The Sack
by P. Thompson
“Gimme all your Halloween candy, twerp,” the teenager growled as he stepped out of the shrubbery by the cemetery, blocking the path of a boy dressed in a ghost costume. The adolescent raised his rubber skull-mask from off his pizza face and balled his free hand into a fist. “If you don’t hand it over, I’ll cram this knuckle sandwich through your buck teeth!”
“I’ve been out collecting this stuff since dusk,” the phantom yelled, and bravely clutched the sack tighter in his hands. “I ain’t giving up my pickings without a fight! What makes you think I have anything you’d want anyway?”
“You’re cruising for a bruising, squirt. Don’t you know who I am? I’m Mike, leader of the Enforcers at the middle school. It’s sort of an after school disciplinary program,” he bragged.
“So, you’re a big galoot in a gang that thinks he’s somebody. That’s supposed to make me afraid of you. Maybe you don’t know who I am.”
“You’re a dweeb dressed up in your momma’s old bed sheet, that’s who you are. I clobber creeps like you into the ground for exercise. Now, fork over the sack or I’ll pound you!” Then Mike snatched the bag from the ghost’s hands.
“I wouldn’t open that if I was you,” the specter exclaimed! “Stealing is a sin, especially on Halloween! Real spooks are out on Halloween looking for sinners to feed on. They’ll gobble you up.”
“Bull crap. You’re full of it, pea-brain. I’ll gobble up all your treats and make you watch.” Mike jeered, and then he rammed his hand into the sack.
Immediately, the bag clamped onto his wrist and swiftly slithered up his lower arm like an anaconda!
“What the fetch,” Mike screamed! “Let go of my hand!”
He began to claw the bag in an attempt to pull it off, but it wouldn’t budge. And despite his efforts to tear a hole in it, the sack remained intact. In fact, the more he struggled to free himself, the more the sack began to expand and absorb Mike.
“What’s the matter, tough guy? Can’t fight your way out of a paper bag,” the ghost said sarcastically.
Mike screamed like a girl and began to smack against the fence, attempting to dislodge the sinister sack, just before the bag covered up his head.
A squishy, slurping sound emanated from the sack.
The little phantom just stood there, watching placidly.

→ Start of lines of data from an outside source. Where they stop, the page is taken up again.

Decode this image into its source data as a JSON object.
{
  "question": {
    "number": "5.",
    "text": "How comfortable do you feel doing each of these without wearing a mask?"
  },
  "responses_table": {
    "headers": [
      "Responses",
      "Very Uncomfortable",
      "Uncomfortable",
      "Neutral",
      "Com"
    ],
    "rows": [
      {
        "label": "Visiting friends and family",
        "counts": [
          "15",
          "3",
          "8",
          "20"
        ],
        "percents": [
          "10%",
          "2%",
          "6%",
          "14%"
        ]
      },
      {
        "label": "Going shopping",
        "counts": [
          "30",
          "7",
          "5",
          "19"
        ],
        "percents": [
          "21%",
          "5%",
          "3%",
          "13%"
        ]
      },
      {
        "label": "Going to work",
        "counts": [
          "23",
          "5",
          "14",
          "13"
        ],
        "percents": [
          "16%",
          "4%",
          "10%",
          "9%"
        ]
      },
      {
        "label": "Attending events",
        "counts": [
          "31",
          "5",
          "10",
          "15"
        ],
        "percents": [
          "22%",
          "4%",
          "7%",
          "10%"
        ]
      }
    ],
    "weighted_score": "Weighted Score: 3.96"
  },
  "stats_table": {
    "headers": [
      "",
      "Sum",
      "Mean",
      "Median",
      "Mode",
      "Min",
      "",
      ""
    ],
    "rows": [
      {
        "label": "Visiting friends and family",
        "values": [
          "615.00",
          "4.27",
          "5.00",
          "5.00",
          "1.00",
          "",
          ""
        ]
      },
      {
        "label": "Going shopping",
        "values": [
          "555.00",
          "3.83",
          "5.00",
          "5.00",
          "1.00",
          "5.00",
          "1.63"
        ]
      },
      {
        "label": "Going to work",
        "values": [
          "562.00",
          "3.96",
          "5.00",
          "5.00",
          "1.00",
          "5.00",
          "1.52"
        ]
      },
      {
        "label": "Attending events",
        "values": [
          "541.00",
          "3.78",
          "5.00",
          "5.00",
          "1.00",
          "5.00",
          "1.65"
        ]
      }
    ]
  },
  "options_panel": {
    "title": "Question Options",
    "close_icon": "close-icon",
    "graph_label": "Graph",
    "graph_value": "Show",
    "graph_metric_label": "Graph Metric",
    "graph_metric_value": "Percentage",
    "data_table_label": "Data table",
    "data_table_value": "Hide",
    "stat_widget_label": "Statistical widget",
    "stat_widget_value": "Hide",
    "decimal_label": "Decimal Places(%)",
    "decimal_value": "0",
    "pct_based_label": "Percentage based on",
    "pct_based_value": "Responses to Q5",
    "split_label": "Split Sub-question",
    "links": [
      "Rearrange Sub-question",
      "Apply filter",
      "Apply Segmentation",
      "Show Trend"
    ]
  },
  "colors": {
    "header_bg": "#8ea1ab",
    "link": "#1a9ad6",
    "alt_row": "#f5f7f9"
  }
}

Burp. Gag. The bag opened and spit out the leftovers: a fresh skeleton, a few rags and one rubber skull-mask.
The ghost reached down, picked up his bag and then slipped through the cemetery fence.
“Oh well, he knows who I am, now. Ain’t nobody gonna miss him.”
After that, the ghost reached through the railing, hooked his fingers beneath Mike’s skeleton-jaw and then dragged the remains through the narrow opening. Hoisting the carcass up on his back, the spirit filtered down through the earth like smoke with his Halloween loot.